I think that my results are reliable as they are not too far off the line of best fit. This line of best fit also happens to show the results that I should have, which means my results were good and fairly accurate.
I also think that my results are good enough to make and support a firm conclusion that as concentration doubles so the time halves.
I didn’t have any anomalous results, which is good because this means that my experiment went well and I did everything correctly.
My method was good because I had a good range of concentrations. This meant that my experiments didn’t take too long and therefore I had time to repeat some of them.
I also gained some good results from the range of concentrations. If my concentrations were too close or too widely ranged then my results would not be quite so accurate as they are. Having too many points on my graph would make it confusing and not having enough points on my graph would make it hard to draw a good line of best fit.

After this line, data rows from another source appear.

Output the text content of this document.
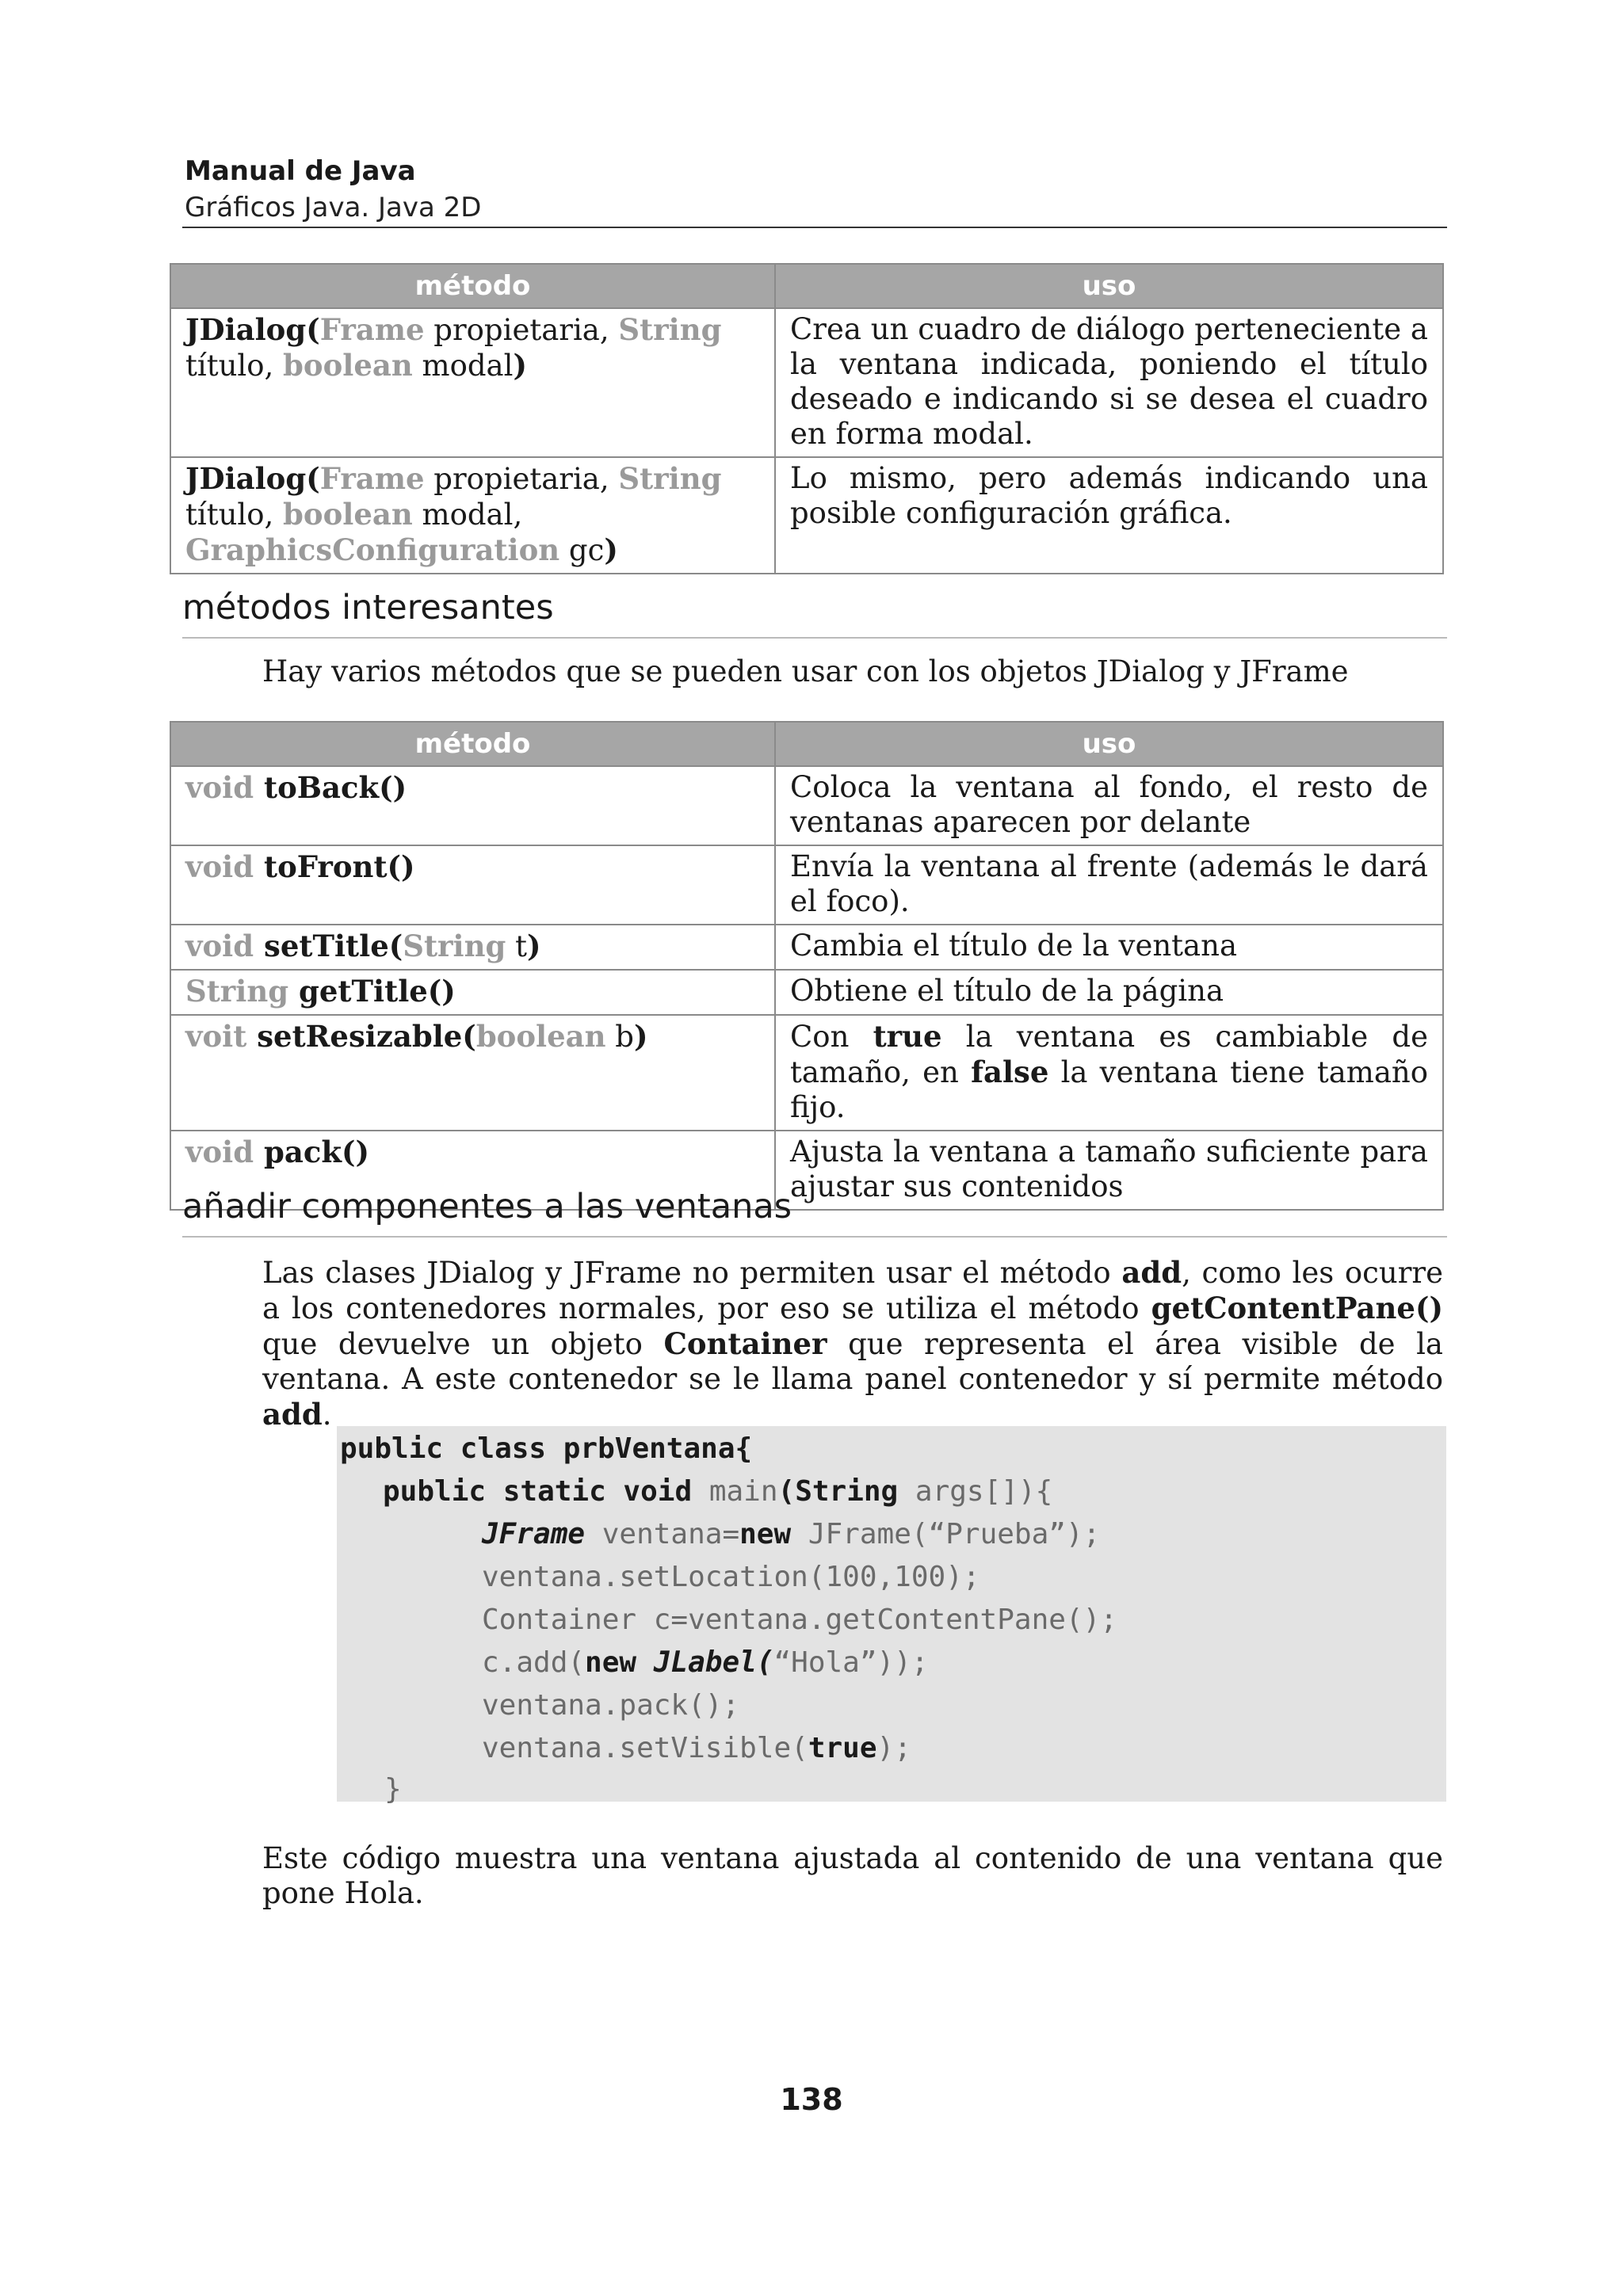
Manual de Java
Gráficos Java. Java 2D
método	uso
JDialog(Frame propietaria, String título, boolean modal)	Crea un cuadro de diálogo perteneciente a la ventana indicada, poniendo el título deseado e indicando si se desea el cuadro en forma modal.
JDialog(Frame propietaria, String título, boolean modal, GraphicsConfiguration gc)	Lo mismo, pero además indicando una posible configuración gráfica.
métodos interesantes
Hay varios métodos que se pueden usar con los objetos JDialog y JFrame
método	uso
void toBack()	Coloca la ventana al fondo, el resto de ventanas aparecen por delante
void toFront()	Envía la ventana al frente (además le dará el foco).
void setTitle(String t)	Cambia el título de la ventana
String getTitle()	Obtiene el título de la página
voit setResizable(boolean b)	Con true la ventana es cambiable de tamaño, en false la ventana tiene tamaño fijo.
void pack()	Ajusta la ventana a tamaño suficiente para ajustar sus contenidos
añadir componentes a las ventanas
Las clases JDialog y JFrame no permiten usar el método add, como les ocurre a los contenedores normales, por eso se utiliza el método getContentPane() que devuelve un objeto Container que representa el área visible de la ventana. A este contenedor se le llama panel contenedor y sí permite método add.
public class prbVentana{
public static void main(String args[]){
JFrame ventana=new JFrame(“Prueba”);
ventana.setLocation(100,100);
Container c=ventana.getContentPane();
c.add(new JLabel(“Hola”));
ventana.pack();
ventana.setVisible(true);
}
Este código muestra una ventana ajustada al contenido de una ventana que pone Hola.
138
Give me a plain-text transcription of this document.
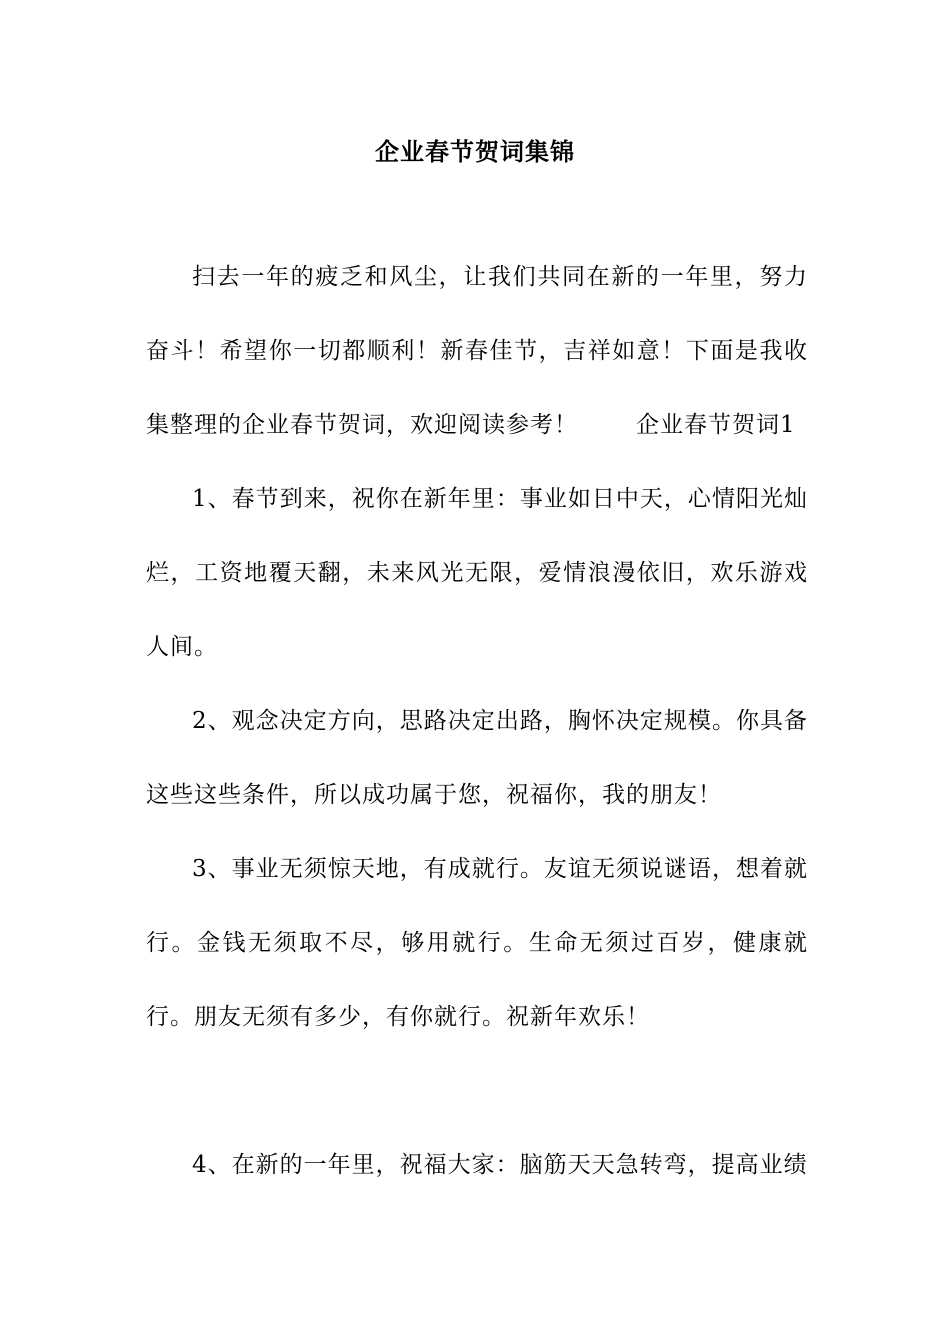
企业春节贺词集锦

扫去一年的疲乏和风尘，让我们共同在新的一年里，努力奋斗！希望你一切都顺利！新春佳节，吉祥如意！下面是我收集整理的企业春节贺词，欢迎阅读参考！	企业春节贺词1

1、春节到来，祝你在新年里：事业如日中天，心情阳光灿烂，工资地覆天翻，未来风光无限，爱情浪漫依旧，欢乐游戏人间。

2、观念决定方向，思路决定出路，胸怀决定规模。你具备这些这些条件，所以成功属于您，祝福你，我的朋友！

3、事业无须惊天地，有成就行。友谊无须说谜语，想着就行。金钱无须取不尽，够用就行。生命无须过百岁，健康就行。朋友无须有多少，有你就行。祝新年欢乐！

4、在新的一年里，祝福大家：脑筋天天急转弯，提高业绩
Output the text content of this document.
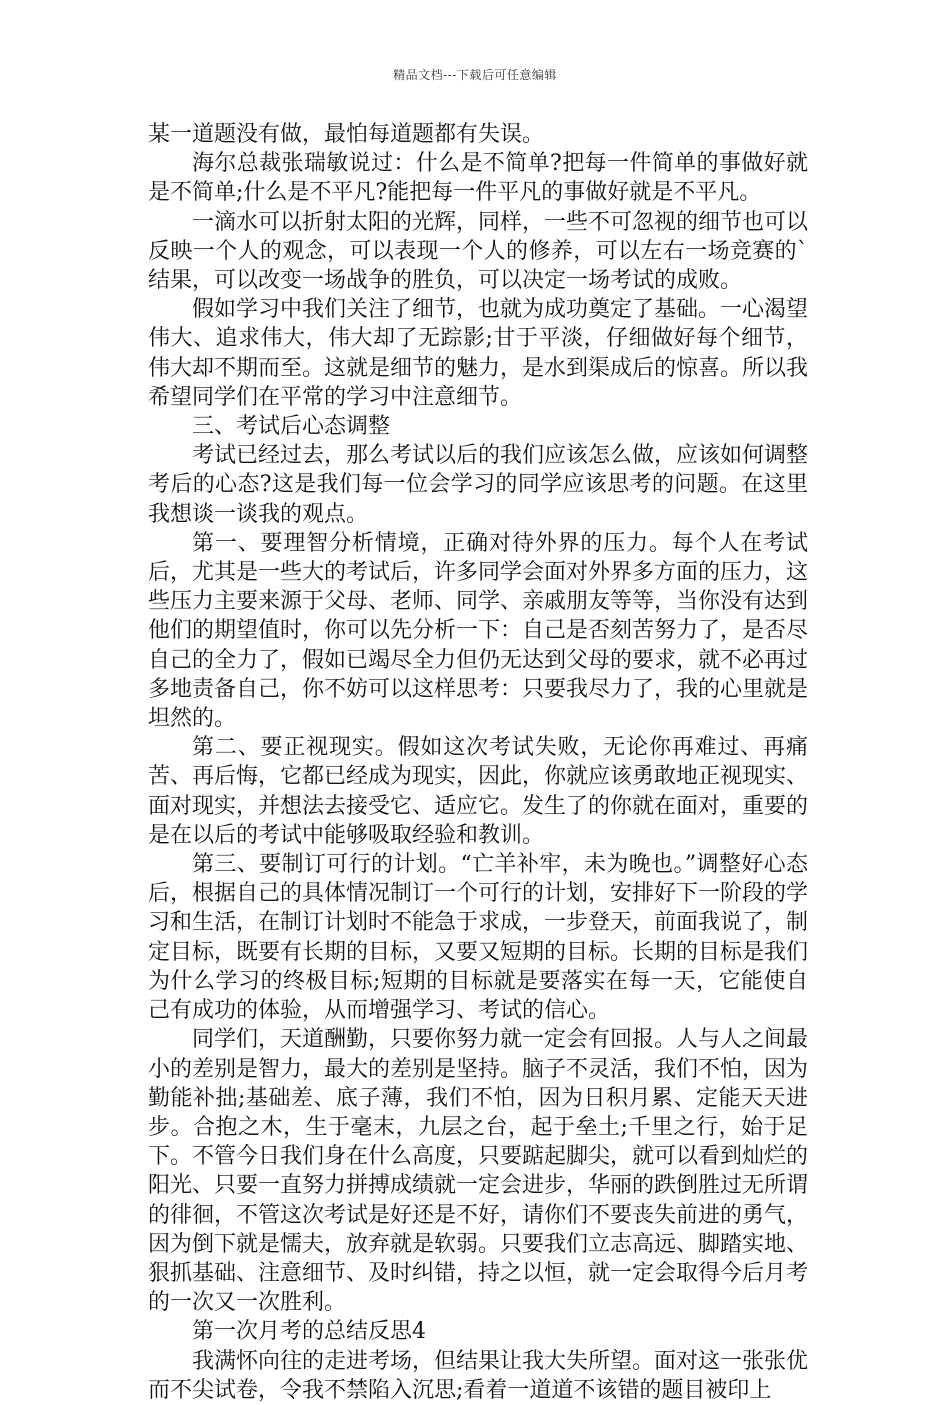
精品文档---下载后可任意编辑

某一道题没有做，最怕每道题都有失误。

海尔总裁张瑞敏说过：什么是不简单?把每一件简单的事做好就是不简单;什么是不平凡?能把每一件平凡的事做好就是不平凡。

一滴水可以折射太阳的光辉，同样，一些不可忽视的细节也可以反映一个人的观念，可以表现一个人的修养，可以左右一场竞赛的`结果，可以改变一场战争的胜负，可以决定一场考试的成败。

假如学习中我们关注了细节，也就为成功奠定了基础。一心渴望伟大、追求伟大，伟大却了无踪影;甘于平淡，仔细做好每个细节，伟大却不期而至。这就是细节的魅力，是水到渠成后的惊喜。所以我希望同学们在平常的学习中注意细节。

三、考试后心态调整

考试已经过去，那么考试以后的我们应该怎么做，应该如何调整考后的心态?这是我们每一位会学习的同学应该思考的问题。在这里我想谈一谈我的观点。

第一、要理智分析情境，正确对待外界的压力。每个人在考试后，尤其是一些大的考试后，许多同学会面对外界多方面的压力，这些压力主要来源于父母、老师、同学、亲戚朋友等等，当你没有达到他们的期望值时，你可以先分析一下：自己是否刻苦努力了，是否尽自己的全力了，假如已竭尽全力但仍无达到父母的要求，就不必再过多地责备自己，你不妨可以这样思考：只要我尽力了，我的心里就是坦然的。

第二、要正视现实。假如这次考试失败，无论你再难过、再痛苦、再后悔，它都已经成为现实，因此，你就应该勇敢地正视现实、面对现实，并想法去接受它、适应它。发生了的你就在面对，重要的是在以后的考试中能够吸取经验和教训。

第三、要制订可行的计划。“亡羊补牢，未为晚也。”调整好心态后，根据自己的具体情况制订一个可行的计划，安排好下一阶段的学习和生活，在制订计划时不能急于求成，一步登天，前面我说了，制定目标，既要有长期的目标，又要又短期的目标。长期的目标是我们为什么学习的终极目标;短期的目标就是要落实在每一天，它能使自己有成功的体验，从而增强学习、考试的信心。

同学们，天道酬勤，只要你努力就一定会有回报。人与人之间最小的差别是智力，最大的差别是坚持。脑子不灵活，我们不怕，因为勤能补拙;基础差、底子薄，我们不怕，因为日积月累、定能天天进步。合抱之木，生于毫末，九层之台，起于垒土;千里之行，始于足下。不管今日我们身在什么高度，只要踮起脚尖，就可以看到灿烂的阳光、只要一直努力拼搏成绩就一定会进步，华丽的跌倒胜过无所谓的徘徊，不管这次考试是好还是不好，请你们不要丧失前进的勇气，因为倒下就是懦夫，放弃就是软弱。只要我们立志高远、脚踏实地、狠抓基础、注意细节、及时纠错，持之以恒，就一定会取得今后月考的一次又一次胜利。

第一次月考的总结反思4

我满怀向往的走进考场，但结果让我大失所望。面对这一张张优而不尖试卷，令我不禁陷入沉思;看着一道道不该错的题目被印上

To improve this experiment I would laminate my “X” because when I was doing the experiment my cross faded because it got wet. I had to keep drawing new ones, but if I had a laminated “X” I could then keep it constant. Having a faded cross would affect my results because it means that it won’t be so clear through the cloudiness that occurs in this reaction therefore it would take less time to disappear.
To improve it further I could keep the temperature constant in every experiment. As my results were recorded on two different days the temperature of the room on those two particular days could have been very different. Even a slight difference could affect my results. A 10 degree difference doubles the rate of reaction.
I could heat or cool my solutions so that they are the same every time I do the experiment.
If I had more time I would repeat ALL of my experiments as I only had enough time to repeat 4. This would support my initial results more.
For further work that could provide additional relevant evidence I could investigate another factor that affects the rate of reaction between hydrochloric acid and sodium thiosulphate.
In this experiment I would change the temperature of both the solutions. I would do this by measuring 25cm3 of sodium thiosulphate using a 25cm3 measuring cylinder and then pouring it into a test tube. I would the measure 10cm3 of hydrochloric acid using a 10cm3 measuring cylinder and then pour it in to a test tube. I would then put both the test tubes in either a water bath or a beaker filled with water on a tripod with a Bunsen burner underneath. It would probably be better to use a beaker filled with water on a tripod with a Bunsen burner underneath, that way you can control the temperature of the water in the beaker and the temperature of the solutions. I would have a thermometer in the beaker as well as both the test tubes. I would choose a range of temperatures to heat the solutions to, such as, maybe, 25oC, 30oC, 35oC, 40oC, 45oC and 50oC. This would give me a good range of results.
After heating the solutions I would draw a dot with permanent marker pen on a test tube, put it in the beaker with the heated water and pour both solutions into it. I would time how long the experiment took. I would make sure the dot would be on the side of the text tube furthest away from me so that I would be looking through the solution. I would watch the dot at eye level and wait until I can no longer see it and then stop timing. I would record my result and repeat the experiment for each temperature.
For this experiment the apparatus needed would be:
- hydrochloric acid
- sodium thiosulphate
- three test tubes
-
one 25cm3 measuring cylinder
-
one 10cm3 measuring cylinder
- one black permanent marker pen
- one beaker
- one tripod
- one Bunsen burner
- note paper and pen
- stopwatch
I think that my results for this experiment would show that for every 10 degree rise in temperature, reaction rate doubles.
I could only investigate this if I had time.